Truffa all'ufficio immigrazione Un finto lavoro in cambio del permesso di soggiorno

7 MAR 13
Ultimo aggiornamento: 15:3916 MAG 25
Tradotto con IA
Versione italiana
Immagine di Truffa all'ufficio immigrazione Un finto lavoro in cambio del permesso di soggiorno
Un finto lavoro in cambio del rinnovo del permesso di soggiorno. E' la truffa scoperta dall'Ufficio immigrazione della Questura e dai carabinieri del Nucleo Ispettorato del Lavoro. Un indagine lunga sei mesi e complessa che ha portato alla denuncia per falsità ideologica di un artigiano magrebino e di un commercialista cremonese: il primo titolare di una piccola impresa edile con fatturato minimo stipulava contratti di lavoro a connazionali e immigrati; il secondo si prodigava a redigere documenti contabili e fatture che attestavano l'esistenza di rapporti lavorativi in realtà mai esistiti.Gli inquirenti hanno accertato che chi si rivolgeva ai due complici pagava per il servizio; il giro d'affari non è ancora stato quantificato ma il patto criminale esiste da tempo: i fatti accertati risalgono alla fine del 2010, ma le indagini stanno proseguendo.
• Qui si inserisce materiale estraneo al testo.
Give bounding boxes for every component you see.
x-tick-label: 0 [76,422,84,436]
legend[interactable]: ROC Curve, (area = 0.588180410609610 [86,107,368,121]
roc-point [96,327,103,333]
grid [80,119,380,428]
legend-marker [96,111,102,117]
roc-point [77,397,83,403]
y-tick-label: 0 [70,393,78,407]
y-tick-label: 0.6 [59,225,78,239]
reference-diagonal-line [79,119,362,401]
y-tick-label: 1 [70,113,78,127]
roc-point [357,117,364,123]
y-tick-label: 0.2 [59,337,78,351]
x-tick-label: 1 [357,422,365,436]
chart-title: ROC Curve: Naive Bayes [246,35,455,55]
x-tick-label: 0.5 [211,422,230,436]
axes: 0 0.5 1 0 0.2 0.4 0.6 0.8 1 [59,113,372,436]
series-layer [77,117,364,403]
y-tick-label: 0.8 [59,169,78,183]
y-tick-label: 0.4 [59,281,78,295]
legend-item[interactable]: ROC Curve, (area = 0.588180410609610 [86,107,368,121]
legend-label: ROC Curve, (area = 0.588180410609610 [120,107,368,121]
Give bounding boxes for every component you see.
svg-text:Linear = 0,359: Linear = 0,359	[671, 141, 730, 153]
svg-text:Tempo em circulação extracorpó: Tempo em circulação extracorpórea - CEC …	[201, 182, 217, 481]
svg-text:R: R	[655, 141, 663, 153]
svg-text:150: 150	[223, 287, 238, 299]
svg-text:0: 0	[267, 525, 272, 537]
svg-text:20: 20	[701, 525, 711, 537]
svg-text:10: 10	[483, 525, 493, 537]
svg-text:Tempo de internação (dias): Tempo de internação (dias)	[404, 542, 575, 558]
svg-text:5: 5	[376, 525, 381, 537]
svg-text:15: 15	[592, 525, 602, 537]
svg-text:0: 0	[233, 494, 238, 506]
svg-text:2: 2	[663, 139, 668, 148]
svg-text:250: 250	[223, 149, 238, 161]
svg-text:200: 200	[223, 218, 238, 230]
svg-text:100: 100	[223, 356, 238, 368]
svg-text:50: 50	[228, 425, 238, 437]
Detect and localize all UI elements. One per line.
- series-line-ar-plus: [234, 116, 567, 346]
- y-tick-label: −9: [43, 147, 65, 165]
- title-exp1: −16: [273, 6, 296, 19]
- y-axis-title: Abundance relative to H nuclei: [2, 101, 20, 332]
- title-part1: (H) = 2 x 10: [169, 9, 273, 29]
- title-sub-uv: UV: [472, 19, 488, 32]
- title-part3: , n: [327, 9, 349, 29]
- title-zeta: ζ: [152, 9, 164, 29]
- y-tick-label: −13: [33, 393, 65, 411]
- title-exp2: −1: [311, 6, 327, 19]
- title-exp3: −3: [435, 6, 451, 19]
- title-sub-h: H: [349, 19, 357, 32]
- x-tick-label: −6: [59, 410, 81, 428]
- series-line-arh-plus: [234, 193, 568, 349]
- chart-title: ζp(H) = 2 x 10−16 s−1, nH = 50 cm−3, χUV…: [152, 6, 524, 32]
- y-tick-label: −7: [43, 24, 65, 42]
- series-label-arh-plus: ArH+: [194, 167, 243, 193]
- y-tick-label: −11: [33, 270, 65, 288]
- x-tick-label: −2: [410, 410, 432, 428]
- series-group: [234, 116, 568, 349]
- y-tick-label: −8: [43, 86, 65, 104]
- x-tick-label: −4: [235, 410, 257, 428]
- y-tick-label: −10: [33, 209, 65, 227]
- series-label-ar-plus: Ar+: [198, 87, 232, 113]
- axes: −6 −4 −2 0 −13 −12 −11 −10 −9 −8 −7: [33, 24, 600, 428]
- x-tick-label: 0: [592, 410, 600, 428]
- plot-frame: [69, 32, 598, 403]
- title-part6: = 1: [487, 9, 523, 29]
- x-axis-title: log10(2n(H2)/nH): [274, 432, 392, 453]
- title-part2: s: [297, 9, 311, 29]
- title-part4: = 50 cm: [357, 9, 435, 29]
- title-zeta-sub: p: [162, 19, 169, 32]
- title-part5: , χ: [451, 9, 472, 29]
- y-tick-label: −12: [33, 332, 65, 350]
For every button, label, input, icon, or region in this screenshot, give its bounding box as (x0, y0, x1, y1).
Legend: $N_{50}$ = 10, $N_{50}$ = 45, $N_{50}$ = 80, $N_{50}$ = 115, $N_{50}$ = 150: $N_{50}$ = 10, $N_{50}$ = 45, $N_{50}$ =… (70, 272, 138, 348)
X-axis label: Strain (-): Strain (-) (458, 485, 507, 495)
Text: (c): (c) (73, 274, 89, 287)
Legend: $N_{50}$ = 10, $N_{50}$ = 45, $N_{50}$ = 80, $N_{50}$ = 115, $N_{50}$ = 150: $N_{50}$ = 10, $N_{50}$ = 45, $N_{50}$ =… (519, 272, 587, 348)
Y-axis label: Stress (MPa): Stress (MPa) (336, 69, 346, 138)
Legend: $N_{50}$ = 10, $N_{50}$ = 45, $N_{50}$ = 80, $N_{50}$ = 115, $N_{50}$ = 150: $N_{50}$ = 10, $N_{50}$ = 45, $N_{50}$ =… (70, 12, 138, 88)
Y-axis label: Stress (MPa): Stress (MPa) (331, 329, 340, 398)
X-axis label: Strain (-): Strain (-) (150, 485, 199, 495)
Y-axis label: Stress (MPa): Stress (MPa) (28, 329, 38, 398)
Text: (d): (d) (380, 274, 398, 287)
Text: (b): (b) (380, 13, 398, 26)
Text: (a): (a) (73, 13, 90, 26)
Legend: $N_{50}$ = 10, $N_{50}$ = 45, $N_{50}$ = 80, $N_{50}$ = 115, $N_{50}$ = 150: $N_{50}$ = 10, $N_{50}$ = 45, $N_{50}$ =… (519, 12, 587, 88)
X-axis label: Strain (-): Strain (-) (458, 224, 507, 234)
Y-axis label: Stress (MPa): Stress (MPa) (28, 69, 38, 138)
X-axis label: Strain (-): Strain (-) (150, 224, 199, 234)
Il reclutamento degli operai fantasma avveniva attraverso un collaudato passaparola che ha coinvolto immigrati residenti fuori provincia. Tutti avevano la necessità di rinnovare il permesso, e dimostrare di avere un lavoro stabile era un requisito necessario. Nelle trame dell'indagini, partite da un accertamento fatto dall'Ufficio Immigrazione della Questura, sono finiti 15 stranieri indagati per uso di atti falsi. “Sul loro conto – ha spiega il dirigente Angelo Lonardo - sono in corso le procedure amministrative per bloccare il rinnovo dei permessi. La situazione è stata segnalata anche agli enti di previdenza e a quelli del settore assicurativo”. Anche la Guardia di Finanza è stata informata: in particolare, è stata inviata la documentazione relativa alle operazioni fiscali fasulle istruite dal professionista cremonese.
“Molto spesso – ha spiegato il maresciallo Fabio Amadei, comandante del Nucleo Ispettorato del Lavoro, che ha illustrato l'operazione insieme a Silvana Catalano, a capo della Direzione Provinciale del Lavoro e Giancarlo Vescovi dello Sportello Unico per l'immigrazione – questi comportamenti nascondono organizzazioni criminali ad ampio raggio che hanno come obiettivo di introdurre nel nostro paese clandestini e privi di mezzi legali di sostentamento”.